We can assist property owners or consultant teams to manage or develop their heritage properties by providing services such as heritage assessment, assistance with permits, registration of heritage properties, and conservation management. We can also assist with the masterplanning, design, construction documentation and contract administration of alterations and additions to heritage buildings or of new buildings within significant heritage places or precincts. 

Advice, assessment & interpretation

Heritage Advice
Through our extensive experience, including the provision of heritage advice to local councils, we can provide property owners with sound advice as to the potential heritage significance of their property, the influence and potential impact of heritage controls on the use and development of their property, and the potential for new work on, or adjacent to, a significant heritage property.

Ian Coleman also provides design advice to other architects and consultant teams to assist in developing appropriate outcomes in heritage overlays and/or to assist in resolving Town Planning issues.

Heritage Assessments
A Heritage Assessment, often required by Councils and Heritage bodies, establishes the significance - historic, social, aesthetic, technical - of a heritage place. Heritage Assessments are also of great benefit to private and institutional owners in order to establish the heritage status of their property to aid in proper planning for future use and development.

Heritage Impact Statements (HIS)
A Heritage Impact Statement specifically addresses the potential impact of proposed changes on a heritage place or its immediate environment. They are often required by councils and other authorities to accompany and/or inform the town planning permit application.

Conservation Management Plans (CMP)
A comprehensive document that establishes the significance of a heritage place and its component parts, analyses its physical state and develops policies for its ongoing management. Often required by federal, state and local authorities prior to approving works to heritage places, a CMP underpins good conservation management and provides property owners with a guide to maintaining their property and aids decision making when planning changes to a heritage place.

Interpretation Strategies
The provision of interpretative panels and/or other material to illustrate the use and development of the place is often a requirement for the management of a heritage place and can be prepared or co-ordinated by this office.

Technical services

Condition Surveys
A detailed assessment of the condition of the fabric of existing buildings from which schedules of conservation works can be prepared.

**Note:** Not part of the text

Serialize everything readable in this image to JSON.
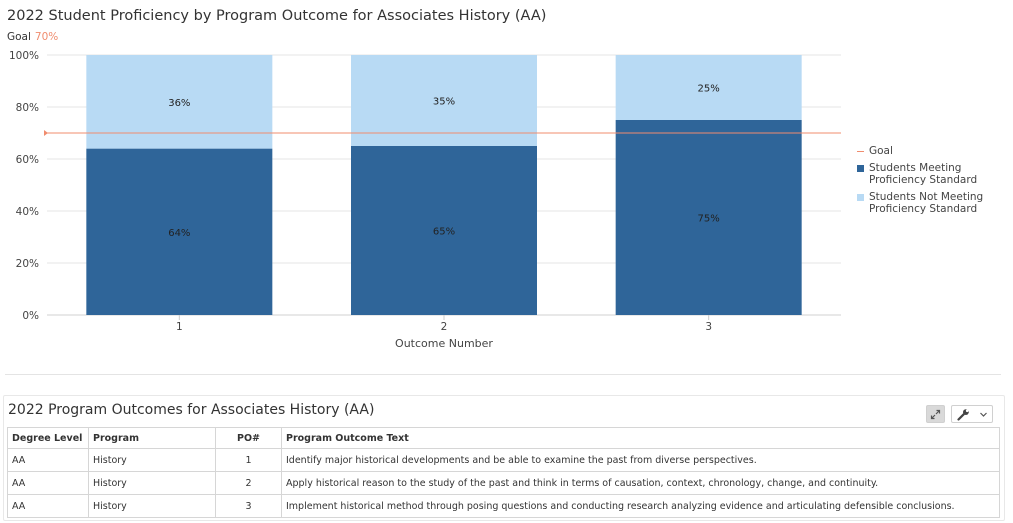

Archival Recording of Heritage Places through measured drawings and/or photographic surveys
Archival quality photographic recording of heritage places can be provided to carefully record the fabric of a place prior to changes being undertaken. Preparation of basic or detailed measured drawings to record the built structure and/or to use for future documentation can also be supplied.

Conservation advice and documentation
Through many years of experience providing technical advice to owners of heritage places we are well placed to advise on appropriate methods of treatment and/or repair, as well as prepare documentation and organise suitably qualified specialist consultants and tradespeople to undertake the works.

Resolution of regulatory issues such as universal access, emergency egress and services.
With our extensive architectural experience on a variety of building types in the city and country, we have developed a practical and pragmatic approach to resolving complex regulatory issues such as the provision of emergency egress, fire services and universal access and associated facilities.

Development of sustainable solutions for heritage places
The retention and adaptive re-use of heritage buildings is becoming increasingly recognised as one of the most effective approaches to produce a sustainable future. Reducing demolition waste, the necessity to produce new materials, and retaining embodied energy in existing building materials enables an ongoing and enduring use for heritage buildings.